We need to talk about partisan politics in America. More specifically, we need to talk about how the current two-party system undermines any chance a given candidate has at offering a unique vision for the country—or even a position on a single issue that is not “business as usual.”
In a prime example of partisan groupthink at work, the six remaining candidates for the Republican nomination are desperately attempting to “out-conservative” each other, as they did at their rowdy ninth debate in South Carolina on Saturday Feb. 13. Sen. Ted Cruz accused Donald Trump of being “a liberal” for not denouncing Planned Parenthood and for praising former President George W. Bush’s handling of the 9/11 attacks and the subsequent Iraq War. In addition, virtually every candidate paid homage to former President Ronald Reagan at least once.
New Jersey Gov. Chris Christie—who ended his campaign after a sad sixth place finish in the New Hampshire Primary on Feb. 9—was once a strong contender with bipartisan appeal. He too was forced to join the GOP hive mind, however, after his notorious “Bridgegate” scandal robbed him of credibility on both sides of the aisle.
Instead of embracing Democrats and Republicans alike—as he was once known to do—Christie abandoned his more moderate ideals during his bid for the nomination. Unfortunately for him, however, his rebirth as a true conservative did not square with his brash, “tell it like it is” persona. Before suspending his campaign, Christie’s most significant act was to embarrass Sen. Marco Rubio who, in all his short-circuiting, line-repeating glory revealed that he is the ultimate establishment lap dog.

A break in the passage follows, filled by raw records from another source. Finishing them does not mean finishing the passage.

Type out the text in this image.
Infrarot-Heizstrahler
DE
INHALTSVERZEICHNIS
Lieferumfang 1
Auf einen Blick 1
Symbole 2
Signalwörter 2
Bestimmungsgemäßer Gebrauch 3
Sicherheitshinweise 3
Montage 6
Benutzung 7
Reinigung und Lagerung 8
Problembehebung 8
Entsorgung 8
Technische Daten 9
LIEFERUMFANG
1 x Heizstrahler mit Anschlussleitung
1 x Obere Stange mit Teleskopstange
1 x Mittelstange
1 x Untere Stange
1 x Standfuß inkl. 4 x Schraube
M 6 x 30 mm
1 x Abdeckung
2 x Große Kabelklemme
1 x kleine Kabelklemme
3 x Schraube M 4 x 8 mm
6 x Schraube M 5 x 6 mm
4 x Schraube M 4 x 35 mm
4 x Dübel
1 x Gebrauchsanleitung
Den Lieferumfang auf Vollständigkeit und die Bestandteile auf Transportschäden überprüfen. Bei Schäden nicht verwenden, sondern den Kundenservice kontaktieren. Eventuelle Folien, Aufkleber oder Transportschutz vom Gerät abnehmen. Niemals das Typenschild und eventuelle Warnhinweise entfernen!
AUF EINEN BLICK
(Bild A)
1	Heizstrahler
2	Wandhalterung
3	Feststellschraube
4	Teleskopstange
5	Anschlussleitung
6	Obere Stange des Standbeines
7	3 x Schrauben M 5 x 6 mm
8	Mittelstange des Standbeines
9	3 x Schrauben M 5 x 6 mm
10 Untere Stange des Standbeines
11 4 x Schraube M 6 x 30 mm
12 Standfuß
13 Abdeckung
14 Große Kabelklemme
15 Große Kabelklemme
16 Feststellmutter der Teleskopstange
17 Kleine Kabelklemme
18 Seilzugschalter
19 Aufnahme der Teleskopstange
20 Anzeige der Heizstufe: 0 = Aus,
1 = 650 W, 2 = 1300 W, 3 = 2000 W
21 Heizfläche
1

For his part, Rubio, too, has upped the ante recently on his rabid conservatism. In a thinly veiled attempt to prove that he is not a robot, he has become an impassioned, undiscriminating defender of all people and things Republican, effectively blaming the World Trade Center attacks on former President Bill Clinton.
On the Democratic side, former Secretary of State Hillary Clinton has continued to demonstrate that she will say anything to win. She has attempted to style herself as a “true progressive,” most recently allowing avowed socialist and surprise threat Sen. Bernie Sanders to push her to the left on Social Security expansion. In the past, Clinton has flip-flopped on marriage equality, the Trans-Pacific Partnership trade agreement and much more—all to stay in line with what is in vogue according to the loudest voices in the Democratic Party.
Of course, these extreme party-embracing tactics are simply clever shows for the primary season. Party nominees’ ultimate strategy of moving to the center for the general election in order to appeal to independents and swing voters is equally dishonest.
The practice of changing one’s views to match a given group or demographic is insulting to the Americans who simply do not fit into a box—who I optimistically imagine to be most of them. These party politicians do not represent real values—Constitutional or personal. They simply represent carefully rehearsed talking points, as Rubio has reminded us.
The old adage “never trust a politician” is probably true, especially when considering that other old adage: “power corrupts.” The current two-party system rewards doublespeak and punishes consistency. Only when voters begin choosing politicians based on their own unique values—as opposed to how well they can conform to a broken party system—will we have a chance for an honest election cycle. As it stands now, there are only two very specific possibilities: the list of progressive values and the list of conservative values.
These all-or-nothing value catalogs ultimately lack nuance, diversity and pragmatism. Moreover, they fail to accurately represent the values of independent-minded constituents. It will take brave individuals who step outside precisely drawn party lines to bring more organic, truthful ideas to the White House—both on the side of the voters and the politicians.